In theory this should make a difference, the language sounds hopeful and in practice has involved organisations developing policies, recruiting learning disability nurses, delivering annual health checks and a range of other ideas many of which are listed on the Public Health England Database.

If we take the database as representative of the work of those organsations that have been pro-active in trying meet their responsibilities under the duty. Then what is interesting about the adjustments, is that most are adjustments to the way in which the organisation provides information. There are relatively few examples of how organisations should change their systems in order to make them more inclusive and effective for people with learning disabilities.
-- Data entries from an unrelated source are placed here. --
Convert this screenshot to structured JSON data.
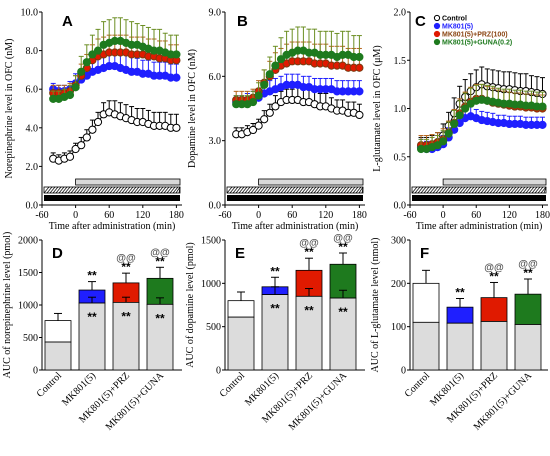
{
  "colors": {
    "control": "#ffffff",
    "mk801": "#1f1fff",
    "prz": "#e01a00",
    "guna": "#1e7a1e",
    "base": "#dcdcdc",
    "err_prz": "#b5651d",
    "err_guna": "#6b8e23"
  },
  "common": {
    "xlabel": "Time after administration (min)",
    "xticks": [
      "-60",
      "0",
      "60",
      "120",
      "180"
    ]
  },
  "chart_data": [
    {
      "panel": "A",
      "type": "line",
      "ylabel": "Norepinephrine level in OFC (nM)",
      "ylim": [
        0,
        10
      ],
      "yticks": [
        "0.0",
        "2.0",
        "4.0",
        "6.0",
        "8.0",
        "10.0"
      ],
      "x": [
        -40,
        -30,
        -20,
        -10,
        0,
        10,
        20,
        30,
        40,
        50,
        60,
        70,
        80,
        90,
        100,
        110,
        120,
        130,
        140,
        150,
        160,
        170,
        180
      ],
      "series": [
        {
          "name": "Control",
          "style": "control",
          "values": [
            2.4,
            2.3,
            2.4,
            2.5,
            2.9,
            3.1,
            3.5,
            3.9,
            4.3,
            4.7,
            4.8,
            4.7,
            4.6,
            4.5,
            4.4,
            4.3,
            4.3,
            4.2,
            4.1,
            4.1,
            4.1,
            4.0,
            4.0
          ],
          "err": [
            0.3,
            0.3,
            0.3,
            0.3,
            0.3,
            0.4,
            0.4,
            0.5,
            0.5,
            0.6,
            0.6,
            0.7,
            0.7,
            0.7,
            0.7,
            0.7,
            0.7,
            0.7,
            0.7,
            0.7,
            0.7,
            0.7,
            0.7
          ]
        },
        {
          "name": "MK801(5)",
          "style": "mk801",
          "values": [
            6.0,
            5.9,
            5.9,
            6.0,
            6.3,
            6.5,
            6.7,
            6.9,
            7.0,
            7.1,
            7.2,
            7.2,
            7.1,
            7.0,
            6.9,
            6.9,
            6.8,
            6.8,
            6.7,
            6.7,
            6.7,
            6.6,
            6.6
          ],
          "err": [
            0.3,
            0.3,
            0.3,
            0.4,
            0.5,
            0.5,
            0.6,
            0.6,
            0.7,
            0.7,
            0.8,
            0.8,
            0.8,
            0.8,
            0.8,
            0.7,
            0.7,
            0.7,
            0.7,
            0.7,
            0.7,
            0.7,
            0.7
          ]
        },
        {
          "name": "MK801(5)+PRZ(100)",
          "style": "prz",
          "values": [
            5.8,
            5.8,
            5.8,
            5.9,
            6.2,
            6.7,
            7.1,
            7.5,
            7.7,
            7.8,
            7.9,
            7.9,
            7.9,
            7.9,
            7.8,
            7.8,
            7.8,
            7.7,
            7.7,
            7.6,
            7.6,
            7.5,
            7.5
          ],
          "err": [
            0.4,
            0.4,
            0.4,
            0.4,
            0.5,
            0.6,
            0.7,
            0.8,
            0.9,
            0.9,
            0.9,
            0.9,
            0.9,
            0.9,
            0.9,
            0.9,
            0.9,
            0.9,
            0.9,
            0.9,
            0.9,
            0.8,
            0.8
          ]
        },
        {
          "name": "MK801(5)+GUNA(0.2)",
          "style": "guna",
          "values": [
            5.5,
            5.5,
            5.6,
            5.7,
            6.1,
            6.9,
            7.4,
            7.8,
            8.0,
            8.3,
            8.4,
            8.5,
            8.5,
            8.4,
            8.3,
            8.3,
            8.2,
            8.1,
            8.0,
            8.0,
            7.9,
            7.8,
            7.8
          ],
          "err": [
            0.4,
            0.4,
            0.4,
            0.5,
            0.6,
            0.8,
            0.9,
            1.0,
            1.1,
            1.2,
            1.2,
            1.2,
            1.2,
            1.2,
            1.2,
            1.1,
            1.1,
            1.1,
            1.1,
            1.1,
            1.0,
            1.0,
            1.0
          ]
        }
      ]
    },
    {
      "panel": "B",
      "type": "line",
      "ylabel": "Dopamine level in OFC (nM)",
      "ylim": [
        0,
        9
      ],
      "yticks": [
        "0.0",
        "3.0",
        "6.0",
        "9.0"
      ],
      "x": [
        -40,
        -30,
        -20,
        -10,
        0,
        10,
        20,
        30,
        40,
        50,
        60,
        70,
        80,
        90,
        100,
        110,
        120,
        130,
        140,
        150,
        160,
        170,
        180
      ],
      "series": [
        {
          "name": "Control",
          "style": "control",
          "values": [
            3.3,
            3.3,
            3.4,
            3.5,
            3.7,
            4.0,
            4.3,
            4.6,
            4.8,
            4.9,
            4.9,
            4.9,
            4.8,
            4.8,
            4.7,
            4.6,
            4.6,
            4.5,
            4.4,
            4.4,
            4.3,
            4.3,
            4.2
          ],
          "err": [
            0.3,
            0.3,
            0.3,
            0.3,
            0.3,
            0.4,
            0.4,
            0.5,
            0.5,
            0.5,
            0.5,
            0.6,
            0.6,
            0.6,
            0.6,
            0.6,
            0.6,
            0.5,
            0.5,
            0.5,
            0.5,
            0.5,
            0.5
          ]
        },
        {
          "name": "MK801(5)",
          "style": "mk801",
          "values": [
            4.8,
            4.8,
            4.8,
            4.9,
            5.0,
            5.2,
            5.3,
            5.4,
            5.5,
            5.6,
            5.6,
            5.6,
            5.5,
            5.5,
            5.4,
            5.4,
            5.4,
            5.4,
            5.3,
            5.3,
            5.3,
            5.3,
            5.3
          ],
          "err": [
            0.3,
            0.3,
            0.4,
            0.4,
            0.4,
            0.5,
            0.5,
            0.5,
            0.5,
            0.5,
            0.5,
            0.5,
            0.5,
            0.5,
            0.5,
            0.5,
            0.5,
            0.5,
            0.5,
            0.5,
            0.5,
            0.5,
            0.5
          ]
        },
        {
          "name": "MK801(5)+PRZ(100)",
          "style": "prz",
          "values": [
            4.9,
            4.9,
            4.9,
            5.0,
            5.3,
            5.7,
            6.0,
            6.3,
            6.5,
            6.6,
            6.7,
            6.7,
            6.7,
            6.7,
            6.6,
            6.6,
            6.6,
            6.5,
            6.5,
            6.5,
            6.4,
            6.4,
            6.4
          ],
          "err": [
            0.4,
            0.4,
            0.4,
            0.4,
            0.5,
            0.6,
            0.7,
            0.8,
            0.8,
            0.9,
            0.9,
            0.9,
            0.9,
            0.9,
            0.9,
            0.9,
            0.9,
            0.9,
            0.9,
            0.9,
            0.9,
            0.9,
            0.9
          ]
        },
        {
          "name": "MK801(5)+GUNA(0.2)",
          "style": "guna",
          "values": [
            4.7,
            4.7,
            4.7,
            4.8,
            5.1,
            5.6,
            6.1,
            6.5,
            6.8,
            7.0,
            7.1,
            7.2,
            7.2,
            7.1,
            7.1,
            7.0,
            7.0,
            7.0,
            6.9,
            7.0,
            7.0,
            6.9,
            6.9
          ],
          "err": [
            0.4,
            0.4,
            0.4,
            0.5,
            0.6,
            0.7,
            0.8,
            0.9,
            1.0,
            1.1,
            1.1,
            1.1,
            1.1,
            1.1,
            1.1,
            1.1,
            1.1,
            1.1,
            1.1,
            1.1,
            1.1,
            1.0,
            1.0
          ]
        }
      ]
    },
    {
      "panel": "C",
      "type": "line",
      "ylabel": "L-glutamate level in OFC (μM)",
      "ylim": [
        0,
        2
      ],
      "yticks": [
        "0.0",
        "0.5",
        "1.0",
        "1.5",
        "2.0"
      ],
      "x": [
        -40,
        -30,
        -20,
        -10,
        0,
        10,
        20,
        30,
        40,
        50,
        60,
        70,
        80,
        90,
        100,
        110,
        120,
        130,
        140,
        150,
        160,
        170,
        180
      ],
      "legend": [
        "Control",
        "MK801(5)",
        "MK801(5)+PRZ(100)",
        "MK801(5)+GUNA(0.2)"
      ],
      "series": [
        {
          "name": "Control",
          "style": "control",
          "values": [
            0.6,
            0.6,
            0.62,
            0.65,
            0.72,
            0.82,
            0.95,
            1.05,
            1.12,
            1.18,
            1.22,
            1.25,
            1.23,
            1.22,
            1.21,
            1.2,
            1.2,
            1.19,
            1.18,
            1.18,
            1.17,
            1.16,
            1.15
          ],
          "err": [
            0.1,
            0.1,
            0.1,
            0.1,
            0.12,
            0.14,
            0.16,
            0.18,
            0.18,
            0.18,
            0.18,
            0.18,
            0.18,
            0.18,
            0.18,
            0.18,
            0.18,
            0.18,
            0.18,
            0.18,
            0.17,
            0.17,
            0.17
          ]
        },
        {
          "name": "MK801(5)",
          "style": "mk801",
          "values": [
            0.6,
            0.58,
            0.58,
            0.6,
            0.63,
            0.7,
            0.78,
            0.85,
            0.9,
            0.92,
            0.9,
            0.88,
            0.87,
            0.86,
            0.85,
            0.85,
            0.84,
            0.84,
            0.84,
            0.83,
            0.83,
            0.83,
            0.83
          ],
          "err": [
            0.08,
            0.08,
            0.08,
            0.08,
            0.09,
            0.1,
            0.1,
            0.1,
            0.1,
            0.1,
            0.09,
            0.09,
            0.09,
            0.09,
            0.08,
            0.08,
            0.08,
            0.08,
            0.08,
            0.08,
            0.08,
            0.08,
            0.08
          ]
        },
        {
          "name": "MK801(5)+PRZ(100)",
          "style": "prz",
          "values": [
            0.62,
            0.62,
            0.63,
            0.65,
            0.68,
            0.75,
            0.85,
            0.95,
            1.02,
            1.07,
            1.1,
            1.1,
            1.08,
            1.06,
            1.05,
            1.04,
            1.03,
            1.02,
            1.02,
            1.01,
            1.01,
            1.0,
            1.0
          ],
          "err": [
            0.1,
            0.1,
            0.1,
            0.1,
            0.11,
            0.12,
            0.14,
            0.15,
            0.15,
            0.15,
            0.15,
            0.15,
            0.15,
            0.15,
            0.14,
            0.14,
            0.14,
            0.14,
            0.14,
            0.14,
            0.14,
            0.14,
            0.14
          ]
        },
        {
          "name": "MK801(5)+GUNA(0.2)",
          "style": "guna",
          "values": [
            0.58,
            0.58,
            0.6,
            0.62,
            0.66,
            0.74,
            0.84,
            0.93,
            1.0,
            1.05,
            1.08,
            1.09,
            1.08,
            1.07,
            1.06,
            1.05,
            1.05,
            1.04,
            1.04,
            1.03,
            1.03,
            1.02,
            1.02
          ],
          "err": [
            0.1,
            0.1,
            0.1,
            0.1,
            0.11,
            0.12,
            0.14,
            0.15,
            0.16,
            0.16,
            0.16,
            0.16,
            0.16,
            0.16,
            0.15,
            0.15,
            0.15,
            0.15,
            0.15,
            0.15,
            0.15,
            0.15,
            0.15
          ]
        }
      ]
    },
    {
      "panel": "D",
      "type": "bar",
      "ylabel": "AUC of norepinephrine level (pmol)",
      "ylim": [
        0,
        2000
      ],
      "yticks": [
        "0",
        "500",
        "1000",
        "1500",
        "2000"
      ],
      "categories": [
        "Control",
        "MK801(5)",
        "MK801(5)+PRZ",
        "MK801(5)+GUNA"
      ],
      "base": [
        430,
        1030,
        1040,
        1010
      ],
      "top": [
        760,
        1230,
        1340,
        1410
      ],
      "top_err": [
        110,
        130,
        150,
        170
      ],
      "base_err": [
        0,
        90,
        80,
        100
      ],
      "sig_top": [
        "",
        "**",
        "**",
        "**"
      ],
      "sig_base": [
        "",
        "**",
        "**",
        "**"
      ],
      "sig_at": [
        "",
        "",
        "@@",
        "@@"
      ]
    },
    {
      "panel": "E",
      "type": "bar",
      "ylabel": "AUC of dopamine level (pmol)",
      "ylim": [
        0,
        1500
      ],
      "yticks": [
        "0",
        "500",
        "1000",
        "1500"
      ],
      "categories": [
        "Control",
        "MK801(5)",
        "MK801(5)+PRZ",
        "MK801(5)+GUNA"
      ],
      "base": [
        610,
        870,
        850,
        830
      ],
      "top": [
        800,
        960,
        1150,
        1220
      ],
      "top_err": [
        100,
        110,
        140,
        130
      ],
      "base_err": [
        0,
        90,
        90,
        90
      ],
      "sig_top": [
        "",
        "**",
        "**",
        "**"
      ],
      "sig_base": [
        "",
        "**",
        "**",
        "**"
      ],
      "sig_at": [
        "",
        "",
        "@@",
        "@@"
      ]
    },
    {
      "panel": "F",
      "type": "bar",
      "ylabel": "AUC of L-glutamate level (nmol)",
      "ylim": [
        0,
        300
      ],
      "yticks": [
        "0",
        "100",
        "200",
        "300"
      ],
      "categories": [
        "Control",
        "MK801(5)",
        "MK801(5)+PRZ",
        "MK801(5)+GUNA"
      ],
      "base": [
        110,
        108,
        112,
        105
      ],
      "top": [
        200,
        145,
        167,
        175
      ],
      "top_err": [
        30,
        20,
        35,
        35
      ],
      "base_err": [
        0,
        0,
        0,
        0
      ],
      "sig_top": [
        "",
        "**",
        "**",
        "**"
      ],
      "sig_base": [
        "",
        "",
        "",
        ""
      ],
      "sig_at": [
        "",
        "",
        "@@",
        "@@"
      ]
    }
  ]
}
Although there are some exceptions to this – for example the work done by The Royal Berkshire NHS Foundation Trust shortly after the Equality Act 2010 became law.
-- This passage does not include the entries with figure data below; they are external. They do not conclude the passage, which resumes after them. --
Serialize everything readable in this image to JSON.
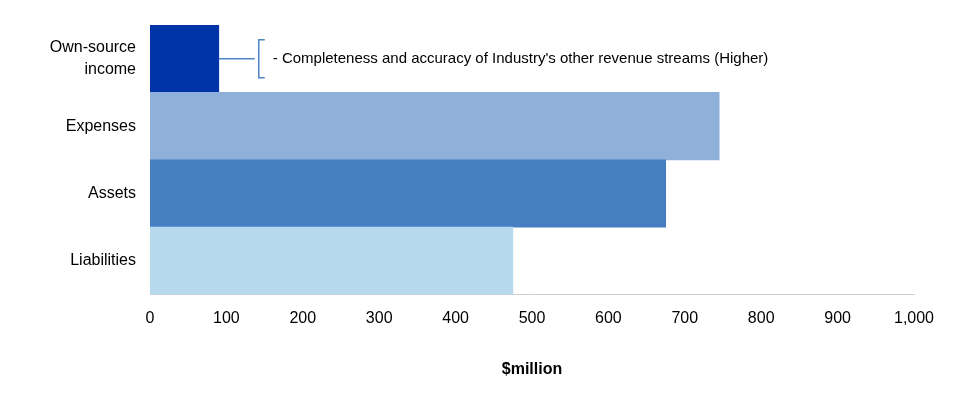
{
  "chart_data": {
    "type": "bar",
    "orientation": "horizontal",
    "categories": [
      "Own-source income",
      "Expenses",
      "Assets",
      "Liabilities"
    ],
    "values": [
      90,
      745,
      675,
      475
    ],
    "colors": [
      "#0033a8",
      "#8fb1d9",
      "#457fc2",
      "#b7d9ee"
    ],
    "xlim": [
      0,
      1000
    ],
    "xticks": [
      0,
      100,
      200,
      300,
      400,
      500,
      600,
      700,
      800,
      900,
      {
        "value": 1000,
        "label": "1,000"
      }
    ],
    "x_label": "$million",
    "grid": false,
    "annotations": [
      {
        "text": "- Completeness and accuracy of Industry's other revenue streams (Higher)",
        "category": "Own-source income"
      }
    ]
  }
}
It’s probably worth more detailed analysis, but the examples illustrated in the database, indicate that most core care pathways, most policies and most internal hospital processes remain relatively untouched by the need to make reasonable adjustments to their “provision, criterion or practice”. This not only seems to vindicate Chris’ point about systemic institutional discrimination it also allows us to conceptualise what a “reasonable adjustment” actually means in practice.
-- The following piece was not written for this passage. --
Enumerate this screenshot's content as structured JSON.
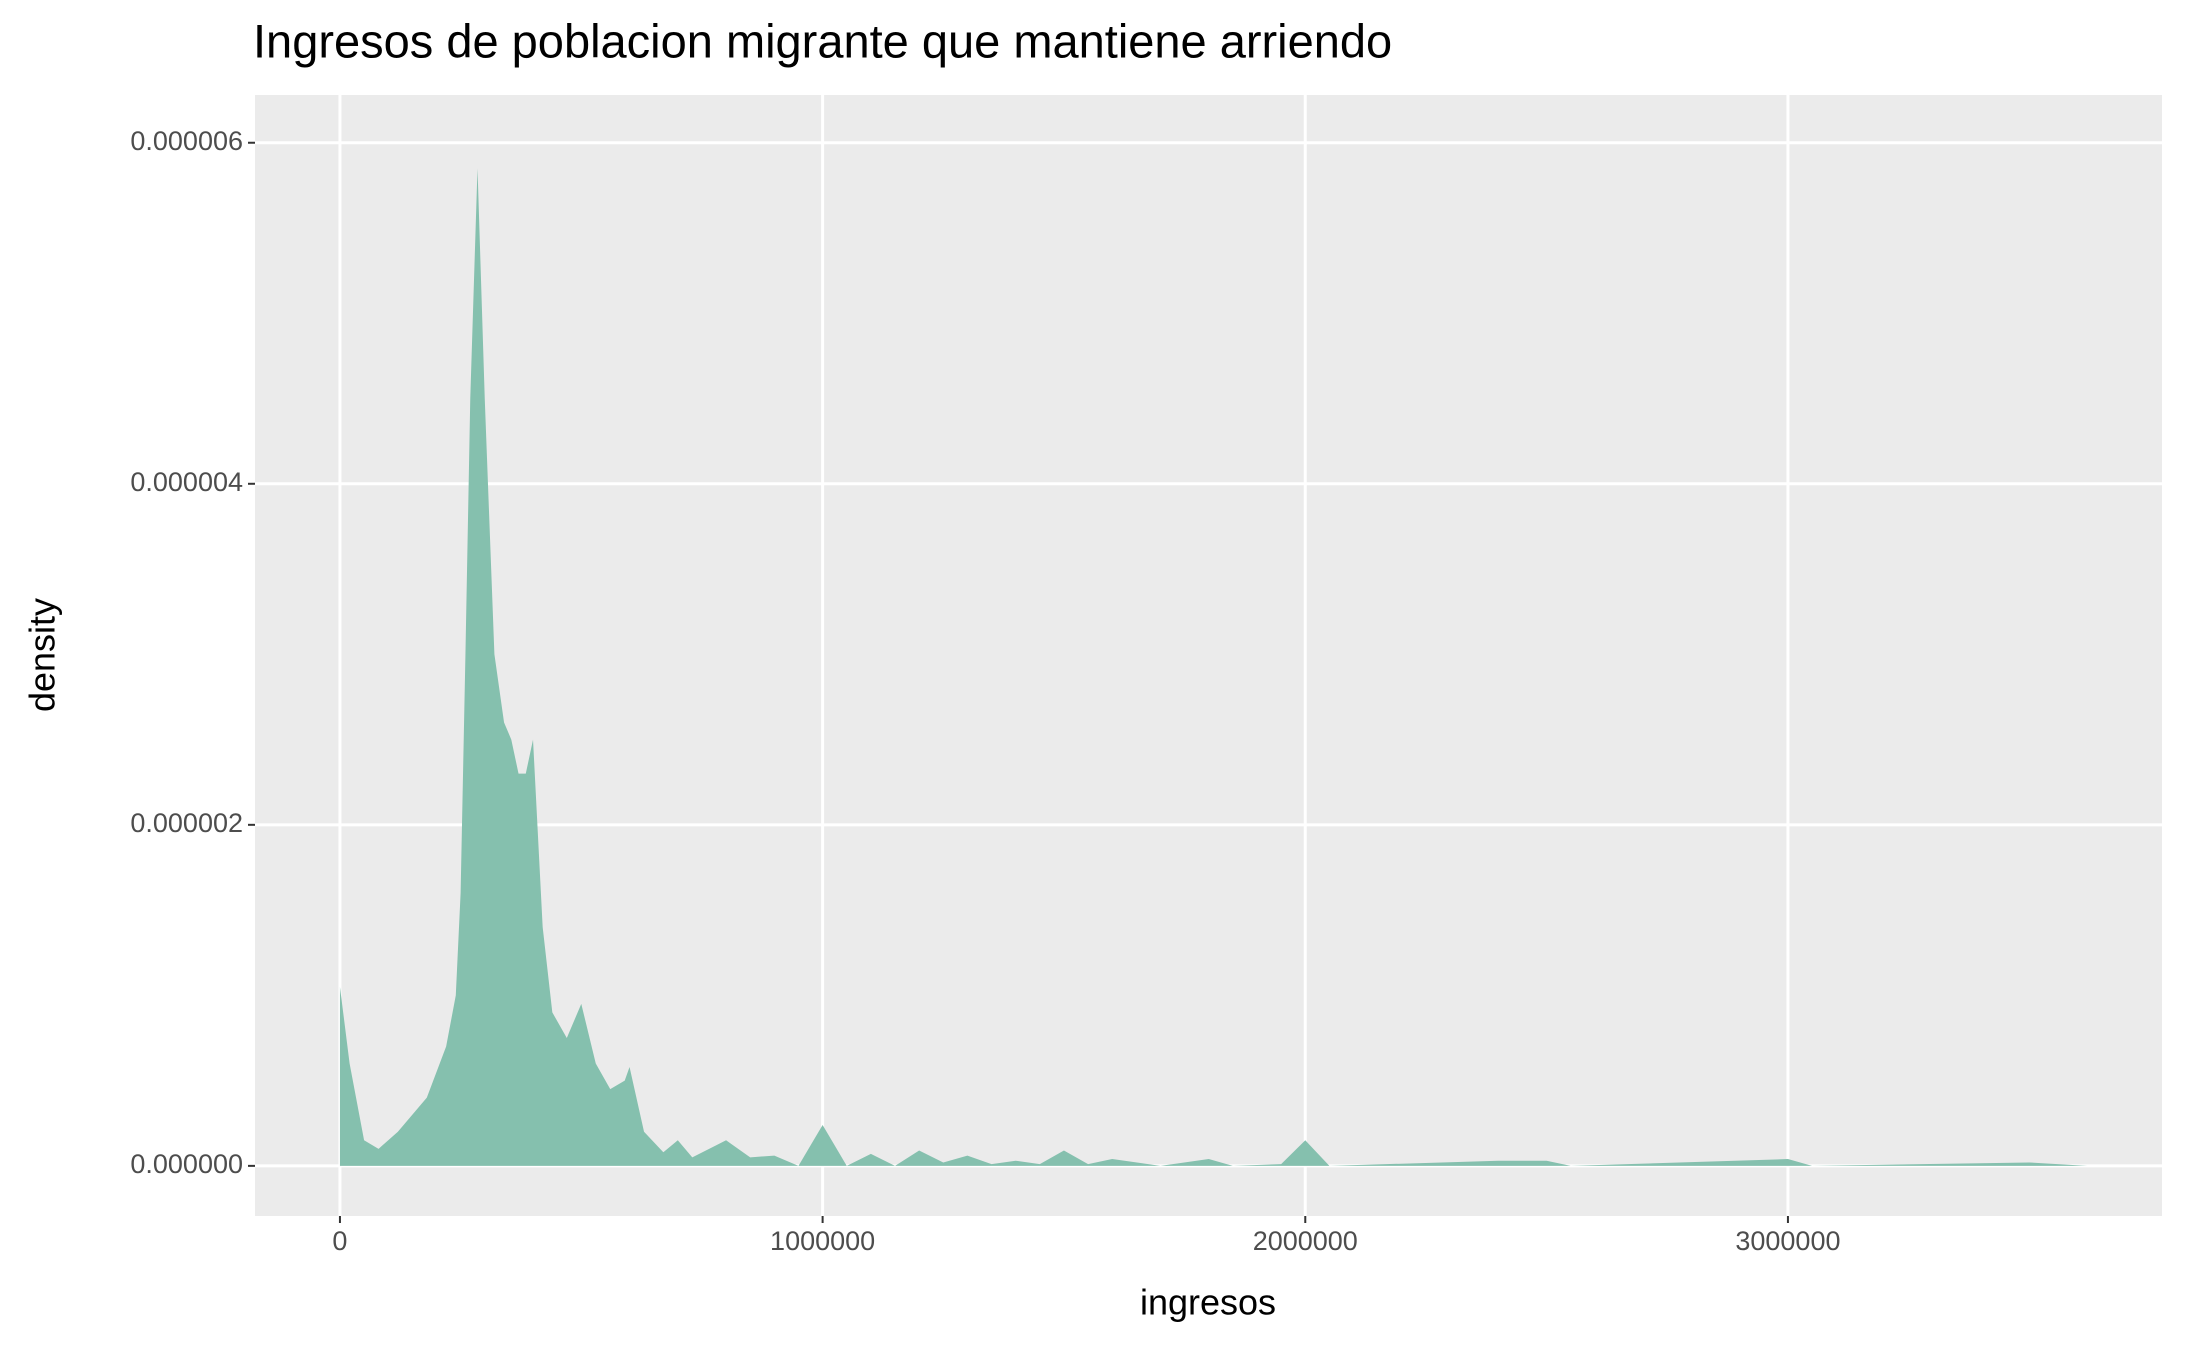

So on the basis of what organisations have actually been doing, then seven years on from the passing of the Act, it would seem that we have come to define a reasonable adjustment as a minimal change to the way in which our health services operate, a change that doesn’t affect the way in which core services are delivered or monitored. This is despite the Confidential Inquiry into the Premature Deaths of People with Learning Disabilities (2013) , a commitment in the NHS England Mandates for 2014-15 and 2016-17 to reduce health inequalities for people with learning disabilities, The Mazars Repot, the ongoing Learning Disability Mortality Review and Transforming Care – Building the Right Support.

We could put it another way. We could argue that our society’s actions define significant and meaningful changes to the way in which health services are provided to people with learning disabilities (the kind of adjustments needed to keep people alive) as “unreasonable adjustments”. In the minds of most, expecting a doctor to change the way he or she engages with people is unreasonable. Allowing more time to consult with a patient with a learning disability is unreasonable.  Expecting people to pay more tax to pay for that time is unreasonable, because services are only funded to be delivered to most people, not all people.

Chris is right, there is systemic institutional disablism but I think it goes beyond that. We live in a society that views the life of a person with a learning disability as less valuable than that of the average voter and tax payer. And that reality, shapes access to services and the measures that are deemed reasonable to improve that access. And whilst our society has moved on from mercy killings and deliberate starvation; wherever we live around the world, the difference in life expectancy between the wider population and a person with a learning disability, is at least a measure of our ability to look the other way while other people die and at worst an expression of our violence.

Today I heard of the death of another person with a learning disability who didn’t need to die.